Federer defended the indoor season by saying that matches don’t get delayed, and tournaments are more orderly for players and spectators—“you know what you’re getting into,” as he put it. Like both Djokovic and Nadal, he has a point. One of the nice things about the World Tour Finals this week has been knowing exactly when a match is going to go off. And an indoor space can be an enhanced space; that theatrical lighting at the O2 wouldn’t be possible outside.

So which of the Big 3 is right? As I wrote at the top, tennis is about events, and having this one in London for so long has allowed it to become another recognizable stop on the calendar, with its own winter-season associations.

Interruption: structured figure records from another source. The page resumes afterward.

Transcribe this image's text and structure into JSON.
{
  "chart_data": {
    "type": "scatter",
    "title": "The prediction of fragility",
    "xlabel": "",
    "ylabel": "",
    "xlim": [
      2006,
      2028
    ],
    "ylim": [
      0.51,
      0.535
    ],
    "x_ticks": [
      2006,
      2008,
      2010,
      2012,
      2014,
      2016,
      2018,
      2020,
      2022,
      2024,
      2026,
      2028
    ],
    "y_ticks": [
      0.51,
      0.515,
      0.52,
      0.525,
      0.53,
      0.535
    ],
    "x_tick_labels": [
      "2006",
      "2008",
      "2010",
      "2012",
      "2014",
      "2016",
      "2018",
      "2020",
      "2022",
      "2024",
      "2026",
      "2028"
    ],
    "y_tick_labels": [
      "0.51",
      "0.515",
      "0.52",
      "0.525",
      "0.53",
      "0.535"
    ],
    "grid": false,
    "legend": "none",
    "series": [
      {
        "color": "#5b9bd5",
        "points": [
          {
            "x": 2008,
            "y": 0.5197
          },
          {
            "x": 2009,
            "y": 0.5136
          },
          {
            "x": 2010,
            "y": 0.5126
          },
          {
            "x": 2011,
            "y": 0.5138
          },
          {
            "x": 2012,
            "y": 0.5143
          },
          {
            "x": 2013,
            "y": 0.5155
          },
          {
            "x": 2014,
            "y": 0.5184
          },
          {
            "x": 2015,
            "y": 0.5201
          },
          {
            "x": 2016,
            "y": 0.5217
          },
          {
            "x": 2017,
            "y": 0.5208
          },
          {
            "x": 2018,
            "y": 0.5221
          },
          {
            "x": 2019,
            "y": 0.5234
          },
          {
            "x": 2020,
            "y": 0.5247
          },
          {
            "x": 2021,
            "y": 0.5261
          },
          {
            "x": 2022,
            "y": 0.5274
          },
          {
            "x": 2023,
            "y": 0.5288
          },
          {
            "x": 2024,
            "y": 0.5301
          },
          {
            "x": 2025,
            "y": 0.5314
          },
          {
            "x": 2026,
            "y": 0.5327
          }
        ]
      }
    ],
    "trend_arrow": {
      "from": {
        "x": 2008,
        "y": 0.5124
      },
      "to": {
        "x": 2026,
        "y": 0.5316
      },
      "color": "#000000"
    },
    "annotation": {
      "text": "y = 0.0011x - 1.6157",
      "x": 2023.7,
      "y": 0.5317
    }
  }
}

In the end, though, that success only makes me sympathize and agree with Djokovic’s desire to get the World Tour Finals on the move again. His words—“it would be even better if we could get more creative with this tournament”—are too tempting to ignore.

The bar has been set high in London, and it would be easy, and profitable, to stay at the O2. Taking the World Tour Finals anywhere else would be a risk, and would be second-guessed if fans and sponsors in another city don't respond. The pressure to produce something spectacular would be high. But if the ATP can do so well in the U.K., I’d love to see what it could pull off in Rio or Berlin or Buenos Aires or Amsterdam or San Francisco or Capetown or even at the Barclays Center in my home borough of Brooklyn. It’s a big world, and tennis is watched all around it.

If the tournament goes to clay at some point, that would be great, but it doesn’t seem essential to me. What’s essential is creating what has been created at the O2: An atmosphere that brings us tennis with a twist and a flavor and a look that it has never quite had in the past. The rest of the sport’s big events are immovable, and set in their ways. That's fine; we get a sense of history from that—spring should always start in Monte Carlo. But the World Tour Finals is the one men's tournament that doesn’t have to look the same every year. Most tennis events connect us to the past; this one connects us to the future. In 2016, we should uphold tradition and send it somewhere new.